Third, I’m not sure social networks are “built” in any case. Seems to me they’re more organic than structural. Maybe I’m getting too academic here, but I don’t think so. Words have meanings, and those meanings matter. When I think about my social networks — and I have many — I don’t see them as things, or places. I see them as collections of people I know. The best collections of those for me aren’t on facebook or LinkedIn. They’re in my IM buddy list and my email address book. Even if I can extend those two lists into a “social graph” (a term that drives me up a wall), and somehow federate them into these mostly-commercial things we call “social networks” on the Web, I don’t see those “networks” as structures. I see them as people. Huge difference. Critical difference.

Fourth, the thing companies need to do most is stop being all “strategic” about how their people communicate. Stop running all speech through official orifices. Some businesses have highly regulated speech, to be sure. Pharmaceuticals come to mind. But most companies would benefit from having their employees talk about what they do. Yet there are still too many companies where employees can’t say a damn thing without clearing it somehow. And in too many companies employees give up because the company’s communications policy is modeled on a fort, complete with firewalls that would put the average dictatorship to shame. If a company wants to get social, they should let their employees talk. And trust them.

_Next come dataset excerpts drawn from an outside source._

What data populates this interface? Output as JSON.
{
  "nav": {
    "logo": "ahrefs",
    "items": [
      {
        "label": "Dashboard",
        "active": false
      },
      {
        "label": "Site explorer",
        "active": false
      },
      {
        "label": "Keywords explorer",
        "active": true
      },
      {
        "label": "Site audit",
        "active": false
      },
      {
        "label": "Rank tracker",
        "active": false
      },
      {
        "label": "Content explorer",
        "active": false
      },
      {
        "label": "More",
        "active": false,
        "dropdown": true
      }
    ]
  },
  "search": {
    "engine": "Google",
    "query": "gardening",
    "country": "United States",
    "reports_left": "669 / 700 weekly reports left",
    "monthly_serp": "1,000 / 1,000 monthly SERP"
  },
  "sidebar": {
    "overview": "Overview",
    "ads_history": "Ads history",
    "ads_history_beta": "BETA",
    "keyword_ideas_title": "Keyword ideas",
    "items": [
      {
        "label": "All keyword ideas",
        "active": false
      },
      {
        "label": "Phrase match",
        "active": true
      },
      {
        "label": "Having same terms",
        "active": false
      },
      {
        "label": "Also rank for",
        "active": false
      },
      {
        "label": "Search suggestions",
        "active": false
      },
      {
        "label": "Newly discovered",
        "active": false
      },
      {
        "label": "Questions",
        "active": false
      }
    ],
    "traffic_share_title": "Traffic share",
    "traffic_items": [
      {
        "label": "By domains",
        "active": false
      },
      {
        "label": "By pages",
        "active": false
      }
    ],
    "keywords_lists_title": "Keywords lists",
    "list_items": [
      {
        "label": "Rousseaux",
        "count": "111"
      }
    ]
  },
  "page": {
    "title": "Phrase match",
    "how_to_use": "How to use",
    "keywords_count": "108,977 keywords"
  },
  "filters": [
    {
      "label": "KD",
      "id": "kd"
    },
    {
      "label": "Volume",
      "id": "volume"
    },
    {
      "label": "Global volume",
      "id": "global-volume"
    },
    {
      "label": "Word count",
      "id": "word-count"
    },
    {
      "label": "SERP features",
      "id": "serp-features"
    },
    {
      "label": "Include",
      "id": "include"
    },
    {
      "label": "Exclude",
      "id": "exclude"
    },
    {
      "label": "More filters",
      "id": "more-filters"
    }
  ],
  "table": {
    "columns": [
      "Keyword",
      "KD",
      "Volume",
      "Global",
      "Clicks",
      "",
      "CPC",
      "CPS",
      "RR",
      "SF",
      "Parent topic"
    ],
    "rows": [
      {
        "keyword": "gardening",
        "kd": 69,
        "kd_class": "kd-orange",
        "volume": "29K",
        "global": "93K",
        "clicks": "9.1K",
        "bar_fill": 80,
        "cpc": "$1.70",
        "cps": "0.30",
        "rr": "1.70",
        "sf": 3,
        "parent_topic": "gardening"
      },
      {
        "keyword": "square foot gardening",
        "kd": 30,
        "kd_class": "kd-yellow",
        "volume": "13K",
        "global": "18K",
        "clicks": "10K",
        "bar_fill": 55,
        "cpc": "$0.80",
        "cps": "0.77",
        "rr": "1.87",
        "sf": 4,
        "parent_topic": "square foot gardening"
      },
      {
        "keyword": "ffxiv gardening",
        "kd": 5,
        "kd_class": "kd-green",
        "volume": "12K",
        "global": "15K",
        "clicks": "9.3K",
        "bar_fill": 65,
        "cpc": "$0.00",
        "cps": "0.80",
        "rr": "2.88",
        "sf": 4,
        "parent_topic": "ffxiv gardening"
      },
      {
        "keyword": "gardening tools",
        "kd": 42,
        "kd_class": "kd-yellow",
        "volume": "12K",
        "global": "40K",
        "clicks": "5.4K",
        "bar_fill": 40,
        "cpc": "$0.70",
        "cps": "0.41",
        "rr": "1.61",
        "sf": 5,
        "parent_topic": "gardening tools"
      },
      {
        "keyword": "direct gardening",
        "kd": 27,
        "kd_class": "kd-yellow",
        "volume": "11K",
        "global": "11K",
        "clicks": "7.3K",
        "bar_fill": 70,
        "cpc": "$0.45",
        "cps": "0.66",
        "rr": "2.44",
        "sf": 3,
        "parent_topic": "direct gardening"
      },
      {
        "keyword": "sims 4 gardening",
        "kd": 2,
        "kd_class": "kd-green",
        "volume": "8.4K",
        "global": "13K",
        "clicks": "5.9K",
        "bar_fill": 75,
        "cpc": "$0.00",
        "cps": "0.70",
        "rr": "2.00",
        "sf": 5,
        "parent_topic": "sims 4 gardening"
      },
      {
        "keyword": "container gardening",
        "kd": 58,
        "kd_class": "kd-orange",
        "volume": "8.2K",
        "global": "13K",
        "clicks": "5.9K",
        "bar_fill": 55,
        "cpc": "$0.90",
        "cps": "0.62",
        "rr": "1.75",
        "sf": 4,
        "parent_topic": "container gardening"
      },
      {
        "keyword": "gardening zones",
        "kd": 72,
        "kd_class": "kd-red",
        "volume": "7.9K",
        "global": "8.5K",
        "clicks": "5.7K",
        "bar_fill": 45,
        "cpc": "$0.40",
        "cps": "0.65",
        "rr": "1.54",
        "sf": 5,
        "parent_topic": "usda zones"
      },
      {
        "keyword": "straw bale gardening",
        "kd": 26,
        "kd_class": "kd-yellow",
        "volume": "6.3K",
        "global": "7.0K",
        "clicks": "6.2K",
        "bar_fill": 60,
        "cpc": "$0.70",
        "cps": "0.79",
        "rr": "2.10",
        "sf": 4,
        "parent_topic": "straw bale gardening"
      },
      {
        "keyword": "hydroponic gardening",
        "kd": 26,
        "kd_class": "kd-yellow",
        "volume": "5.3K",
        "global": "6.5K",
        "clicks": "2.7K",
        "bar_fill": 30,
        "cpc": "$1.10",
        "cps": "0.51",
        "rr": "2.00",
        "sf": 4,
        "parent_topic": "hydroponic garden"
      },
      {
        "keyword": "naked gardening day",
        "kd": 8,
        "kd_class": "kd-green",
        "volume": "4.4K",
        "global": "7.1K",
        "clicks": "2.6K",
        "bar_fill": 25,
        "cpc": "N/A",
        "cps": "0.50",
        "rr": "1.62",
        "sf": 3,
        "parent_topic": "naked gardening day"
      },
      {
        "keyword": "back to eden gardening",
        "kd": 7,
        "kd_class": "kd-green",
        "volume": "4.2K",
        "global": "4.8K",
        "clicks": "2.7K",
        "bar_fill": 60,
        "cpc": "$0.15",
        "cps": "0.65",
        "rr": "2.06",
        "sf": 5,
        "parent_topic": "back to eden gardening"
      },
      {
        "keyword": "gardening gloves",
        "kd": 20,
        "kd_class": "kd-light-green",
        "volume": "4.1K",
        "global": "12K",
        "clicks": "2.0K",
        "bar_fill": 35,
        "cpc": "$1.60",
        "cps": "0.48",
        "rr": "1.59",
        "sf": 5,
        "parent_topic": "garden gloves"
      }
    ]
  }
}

Bottom line: companies aren’t people. If you like talking about your work, and doing that helps your company, the “social network” mission is accomplished. Simple as that.

One last thing. I’m not saying facebook or LinkedIn are bad. They can be useful for many things, and their leaders deserve kudos for the successes they’ve earned. Still it creeps me out when people treat facebook as “The Web, only better”. It ain’t the Web and it ain’t better. It’s a new, interesting and widespread set of experiments, mostly in technology and business. I’m interested in seeing where it goes. But I’m not drinking the kool-aid.